Reconstruction-based methods, such as principal component analysis (PCA) and autoencoders,
project the input data to a lower-dimensional manifold before transforming it back to the original
feature space. The distances between the input and reconstructed data is used as anomaly scores
of the data points. More recently, Zhou and Paffenroth (2017) combined robust PCA with an
autoencoder to decompose the data into a mixture of normal and anomaly parts. Zong et al. (2018)

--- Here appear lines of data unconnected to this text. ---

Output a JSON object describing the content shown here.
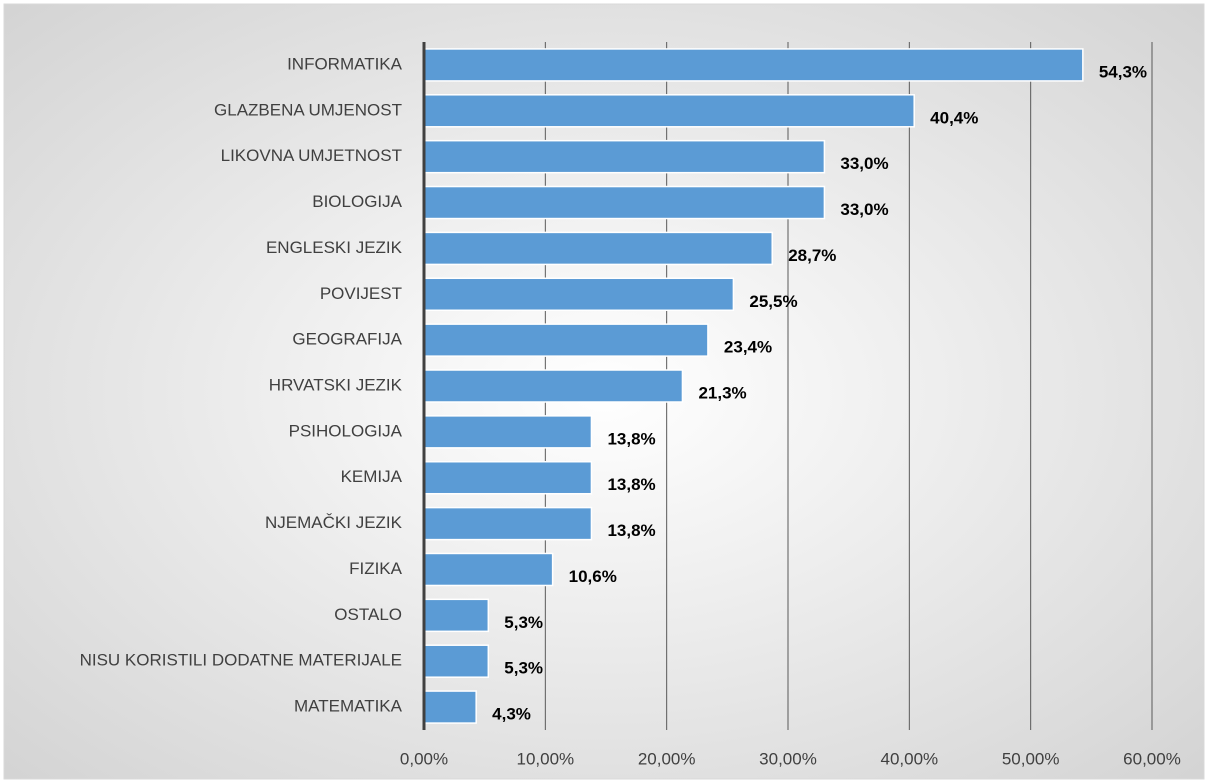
{
  "chart_data": {
    "type": "barh",
    "categories": [
      "INFORMATIKA",
      "GLAZBENA UMJENOST",
      "LIKOVNA UMJETNOST",
      "BIOLOGIJA",
      "ENGLESKI JEZIK",
      "POVIJEST",
      "GEOGRAFIJA",
      "HRVATSKI JEZIK",
      "PSIHOLOGIJA",
      "KEMIJA",
      "NJEMAČKI JEZIK",
      "FIZIKA",
      "OSTALO",
      "NISU KORISTILI DODATNE MATERIJALE",
      "MATEMATIKA"
    ],
    "values": [
      54.3,
      40.4,
      33.0,
      33.0,
      28.7,
      25.5,
      23.4,
      21.3,
      13.8,
      13.8,
      13.8,
      10.6,
      5.3,
      5.3,
      4.3
    ],
    "value_labels": [
      "54,3%",
      "40,4%",
      "33,0%",
      "33,0%",
      "28,7%",
      "25,5%",
      "23,4%",
      "21,3%",
      "13,8%",
      "13,8%",
      "13,8%",
      "10,6%",
      "5,3%",
      "5,3%",
      "4,3%"
    ],
    "color": "#5b9bd5",
    "xlim": [
      0,
      60
    ],
    "xticks": [
      {
        "value": 0,
        "label": "0,00%"
      },
      {
        "value": 10,
        "label": "10,00%"
      },
      {
        "value": 20,
        "label": "20,00%"
      },
      {
        "value": 30,
        "label": "30,00%"
      },
      {
        "value": 40,
        "label": "40,00%"
      },
      {
        "value": 50,
        "label": "50,00%"
      },
      {
        "value": 60,
        "label": "60,00%"
      }
    ],
    "grid": true
  }
}
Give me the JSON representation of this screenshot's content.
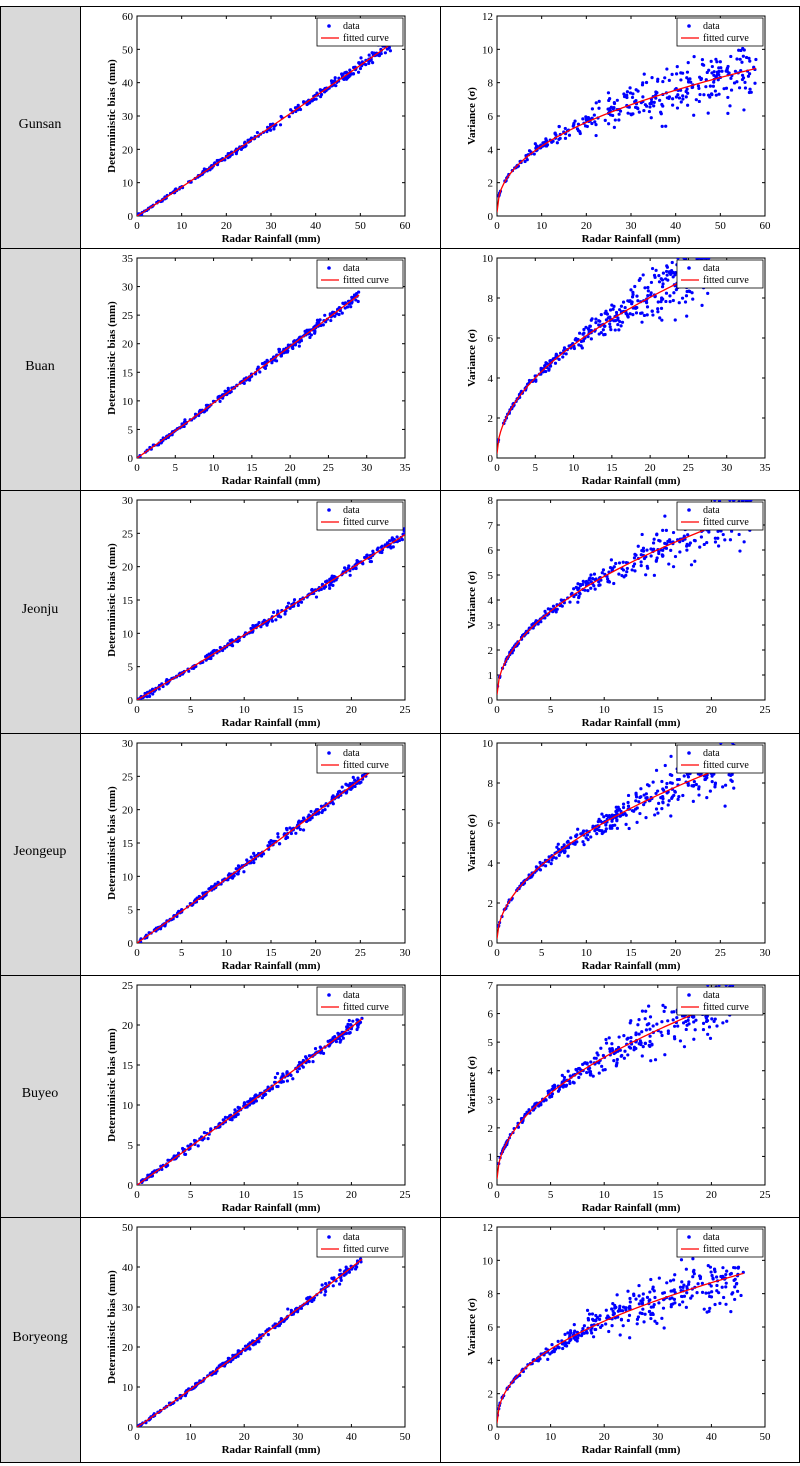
{
  "colors": {
    "data": "#0000ff",
    "curve": "#ff0000",
    "station_bg": "#d9d9d9"
  },
  "chart_data": [
    {
      "station": "Gunsan",
      "bias": {
        "type": "scatter",
        "xlabel": "Radar Rainfall (mm)",
        "ylabel": "Deterministic bias (mm)",
        "xlim": [
          0,
          60
        ],
        "ylim": [
          0,
          60
        ],
        "xticks": [
          0,
          10,
          20,
          30,
          40,
          50,
          60
        ],
        "yticks": [
          0,
          10,
          20,
          30,
          40,
          50,
          60
        ],
        "legend": [
          "data",
          "fitted curve"
        ],
        "legend_position": "top-right",
        "curve": {
          "a": 0.82,
          "b": 1.025,
          "xmax": 58
        }
      },
      "variance": {
        "type": "scatter",
        "xlabel": "Radar Rainfall (mm)",
        "ylabel": "Variance (σ)",
        "xlim": [
          0,
          60
        ],
        "ylim": [
          0,
          12
        ],
        "xticks": [
          0,
          10,
          20,
          30,
          40,
          50,
          60
        ],
        "yticks": [
          0,
          2,
          4,
          6,
          8,
          10,
          12
        ],
        "legend": [
          "data",
          "fitted curve"
        ],
        "legend_position": "top-right",
        "curve": {
          "a": 1.45,
          "b": 0.44,
          "xmax": 58
        }
      }
    },
    {
      "station": "Buan",
      "bias": {
        "type": "scatter",
        "xlabel": "Radar Rainfall (mm)",
        "ylabel": "Deterministic bias (mm)",
        "xlim": [
          0,
          35
        ],
        "ylim": [
          0,
          35
        ],
        "xticks": [
          0,
          5,
          10,
          15,
          20,
          25,
          30,
          35
        ],
        "yticks": [
          0,
          5,
          10,
          15,
          20,
          25,
          30,
          35
        ],
        "legend": [
          "data",
          "fitted curve"
        ],
        "legend_position": "top-right",
        "curve": {
          "a": 0.92,
          "b": 1.02,
          "xmax": 29
        }
      },
      "variance": {
        "type": "scatter",
        "xlabel": "Radar Rainfall (mm)",
        "ylabel": "Variance (σ)",
        "xlim": [
          0,
          35
        ],
        "ylim": [
          0,
          10
        ],
        "xticks": [
          0,
          5,
          10,
          15,
          20,
          25,
          30,
          35
        ],
        "yticks": [
          0,
          2,
          4,
          6,
          8,
          10
        ],
        "legend": [
          "data",
          "fitted curve"
        ],
        "legend_position": "top-right",
        "curve": {
          "a": 1.65,
          "b": 0.52,
          "xmax": 28
        }
      }
    },
    {
      "station": "Jeonju",
      "bias": {
        "type": "scatter",
        "xlabel": "Radar Rainfall (mm)",
        "ylabel": "Deterministic bias (mm)",
        "xlim": [
          0,
          25
        ],
        "ylim": [
          0,
          30
        ],
        "xticks": [
          0,
          5,
          10,
          15,
          20,
          25
        ],
        "yticks": [
          0,
          5,
          10,
          15,
          20,
          25,
          30
        ],
        "legend": [
          "data",
          "fitted curve"
        ],
        "legend_position": "top-right",
        "curve": {
          "a": 0.93,
          "b": 1.02,
          "xmax": 25
        }
      },
      "variance": {
        "type": "scatter",
        "xlabel": "Radar Rainfall (mm)",
        "ylabel": "Variance (σ)",
        "xlim": [
          0,
          25
        ],
        "ylim": [
          0,
          8
        ],
        "xticks": [
          0,
          5,
          10,
          15,
          20,
          25
        ],
        "yticks": [
          0,
          1,
          2,
          3,
          4,
          5,
          6,
          7,
          8
        ],
        "legend": [
          "data",
          "fitted curve"
        ],
        "legend_position": "top-right",
        "curve": {
          "a": 1.5,
          "b": 0.5,
          "xmax": 24
        }
      }
    },
    {
      "station": "Jeongeup",
      "bias": {
        "type": "scatter",
        "xlabel": "Radar Rainfall (mm)",
        "ylabel": "Deterministic bias (mm)",
        "xlim": [
          0,
          30
        ],
        "ylim": [
          0,
          30
        ],
        "xticks": [
          0,
          5,
          10,
          15,
          20,
          25,
          30
        ],
        "yticks": [
          0,
          5,
          10,
          15,
          20,
          25,
          30
        ],
        "legend": [
          "data",
          "fitted curve"
        ],
        "legend_position": "top-right",
        "curve": {
          "a": 0.92,
          "b": 1.02,
          "xmax": 26
        }
      },
      "variance": {
        "type": "scatter",
        "xlabel": "Radar Rainfall (mm)",
        "ylabel": "Variance (σ)",
        "xlim": [
          0,
          30
        ],
        "ylim": [
          0,
          10
        ],
        "xticks": [
          0,
          5,
          10,
          15,
          20,
          25,
          30
        ],
        "yticks": [
          0,
          2,
          4,
          6,
          8,
          10
        ],
        "legend": [
          "data",
          "fitted curve"
        ],
        "legend_position": "top-right",
        "curve": {
          "a": 1.6,
          "b": 0.52,
          "xmax": 27
        }
      }
    },
    {
      "station": "Buyeo",
      "bias": {
        "type": "scatter",
        "xlabel": "Radar Rainfall (mm)",
        "ylabel": "Deterministic bias (mm)",
        "xlim": [
          0,
          25
        ],
        "ylim": [
          0,
          25
        ],
        "xticks": [
          0,
          5,
          10,
          15,
          20,
          25
        ],
        "yticks": [
          0,
          5,
          10,
          15,
          20,
          25
        ],
        "legend": [
          "data",
          "fitted curve"
        ],
        "legend_position": "top-right",
        "curve": {
          "a": 0.93,
          "b": 1.02,
          "xmax": 21
        }
      },
      "variance": {
        "type": "scatter",
        "xlabel": "Radar Rainfall (mm)",
        "ylabel": "Variance (σ)",
        "xlim": [
          0,
          25
        ],
        "ylim": [
          0,
          7
        ],
        "xticks": [
          0,
          5,
          10,
          15,
          20,
          25
        ],
        "yticks": [
          0,
          1,
          2,
          3,
          4,
          5,
          6,
          7
        ],
        "legend": [
          "data",
          "fitted curve"
        ],
        "legend_position": "top-right",
        "curve": {
          "a": 1.35,
          "b": 0.5,
          "xmax": 22
        }
      }
    },
    {
      "station": "Boryeong",
      "bias": {
        "type": "scatter",
        "xlabel": "Radar Rainfall (mm)",
        "ylabel": "Deterministic bias (mm)",
        "xlim": [
          0,
          50
        ],
        "ylim": [
          0,
          50
        ],
        "xticks": [
          0,
          10,
          20,
          30,
          40,
          50
        ],
        "yticks": [
          0,
          10,
          20,
          30,
          40,
          50
        ],
        "legend": [
          "data",
          "fitted curve"
        ],
        "legend_position": "top-right",
        "curve": {
          "a": 0.86,
          "b": 1.04,
          "xmax": 42
        }
      },
      "variance": {
        "type": "scatter",
        "xlabel": "Radar Rainfall (mm)",
        "ylabel": "Variance (σ)",
        "xlim": [
          0,
          50
        ],
        "ylim": [
          0,
          12
        ],
        "xticks": [
          0,
          10,
          20,
          30,
          40,
          50
        ],
        "yticks": [
          0,
          2,
          4,
          6,
          8,
          10,
          12
        ],
        "legend": [
          "data",
          "fitted curve"
        ],
        "legend_position": "top-right",
        "curve": {
          "a": 1.55,
          "b": 0.46,
          "xmax": 46
        }
      }
    }
  ]
}
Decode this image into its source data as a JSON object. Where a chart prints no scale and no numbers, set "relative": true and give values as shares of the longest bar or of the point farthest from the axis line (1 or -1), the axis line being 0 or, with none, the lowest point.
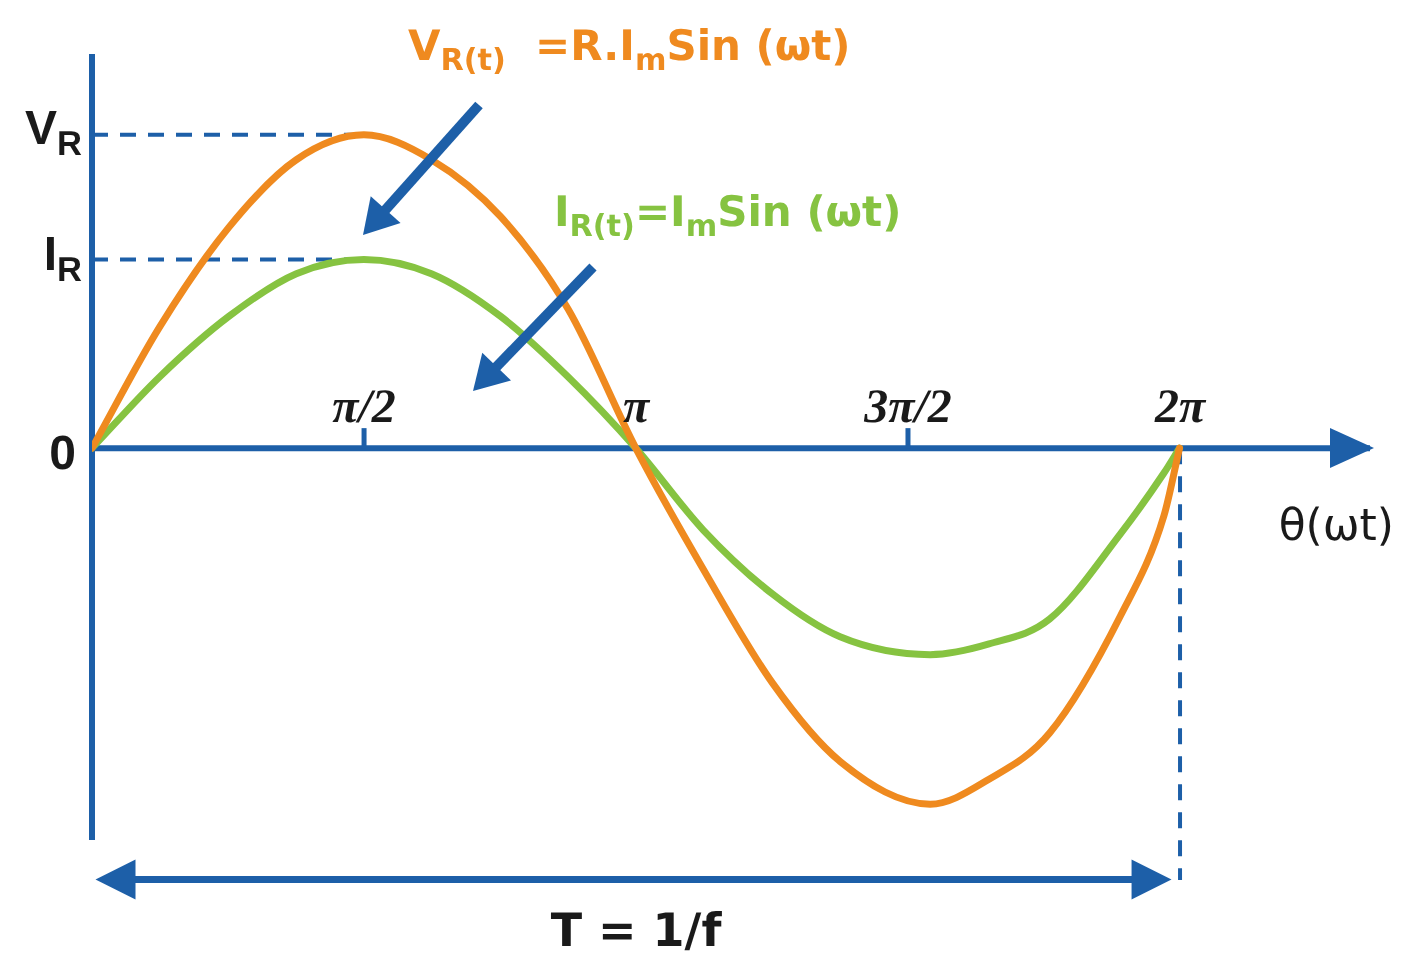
{
  "chart_data": {
    "type": "line",
    "relative": true,
    "x": [
      0,
      0.39,
      0.79,
      1.18,
      1.57,
      1.96,
      2.36,
      2.75,
      3.14,
      3.53,
      3.93,
      4.32,
      4.84,
      5.18,
      5.53,
      5.94,
      6.19,
      6.28
    ],
    "series": [
      {
        "name": "V$_{R(t)}$  =R.I$_{m}$Sin (ωt)",
        "color": "#ef8a1f",
        "values": [
          0,
          0.34,
          0.62,
          0.81,
          0.88,
          0.81,
          0.65,
          0.39,
          0,
          -0.34,
          -0.66,
          -0.88,
          -1,
          -0.93,
          -0.8,
          -0.47,
          -0.19,
          0
        ]
      },
      {
        "name": "I$_{R(t)}$=I$_{m}$Sin (ωt)",
        "color": "#86c341",
        "values": [
          0,
          0.2,
          0.37,
          0.49,
          0.53,
          0.49,
          0.37,
          0.2,
          0,
          -0.23,
          -0.41,
          -0.53,
          -0.58,
          -0.55,
          -0.48,
          -0.24,
          -0.07,
          0
        ]
      }
    ],
    "xlim": [
      0,
      7.38
    ],
    "xticks": [
      {
        "value": 1.571,
        "label": "π/2"
      },
      {
        "value": 3.142,
        "label": "π"
      },
      {
        "value": 4.712,
        "label": "3π/2"
      },
      {
        "value": 6.283,
        "label": "2π"
      }
    ],
    "xlabel": "θ(ωt)",
    "marker": "none",
    "line_style": "solid",
    "ref_lines": [
      {
        "axis": "y",
        "value": 0.88,
        "label": "V$_{R}$",
        "color": "#1d5fa8",
        "line_style": "dashed"
      },
      {
        "axis": "y",
        "value": 0.53,
        "label": "I$_{R}$",
        "color": "#1d5fa8",
        "line_style": "dashed"
      },
      {
        "axis": "x",
        "value": 6.283,
        "color": "#1d5fa8",
        "line_style": "dashed"
      }
    ],
    "annotations": [
      {
        "text": "0",
        "x": 0,
        "y": 0
      },
      "T = 1/f"
    ]
  }
}
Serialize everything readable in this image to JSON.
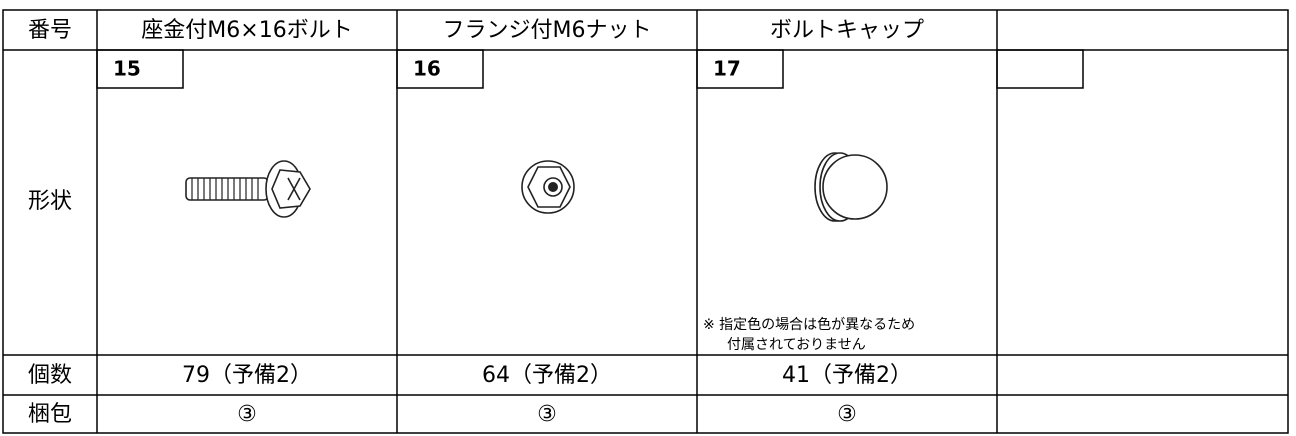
{
  "table": {
    "row_labels": [
      "番号",
      "形状",
      "個数",
      "梱包"
    ],
    "items": [
      {
        "name": "座金付M6×16ボルト",
        "number": 15,
        "quantity": "79（予備2）",
        "packing": "③"
      },
      {
        "name": "フランジ付M6ナット",
        "number": 16,
        "quantity": "64（予備2）",
        "packing": "③"
      },
      {
        "name": "ボルトキャップ",
        "number": 17,
        "note": [
          "※ 指定色の場合は色が異なるため",
          "付属されておりません"
        ],
        "quantity": "41（予備2）",
        "packing": "③"
      }
    ]
  }
}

jointly learned a low dimensional embedding and density of the data, using the density of each point
as its anomaly score while Ruff et al. (2018) extended the traditional one-class SVM approach to a
deep learning setting. Huang et al. (2019) uses self-supervised learning to perform semi-supervised
anomaly detection for images. Wang et al. (2019b) applied end-to-end self-supervised learning
to unsupervised AD. However, their approach is only applicable to image data as it requires
augmentation operations such as rotation and patch reshuffling.
    Current deep AD methods will not prevent the network from incorporating anomalies into their
learned representation. One way to address the issue is by assigning a weight to each data point.
For example, in self-paced learning Kumar et al. (2010), the algorithm assigns higher weights to
easier-to-classify examples and lower weights to harder ones. This strategy was also adopted by
other supervised methods for learning from noisy labeled data, including mentornet Jiang et al.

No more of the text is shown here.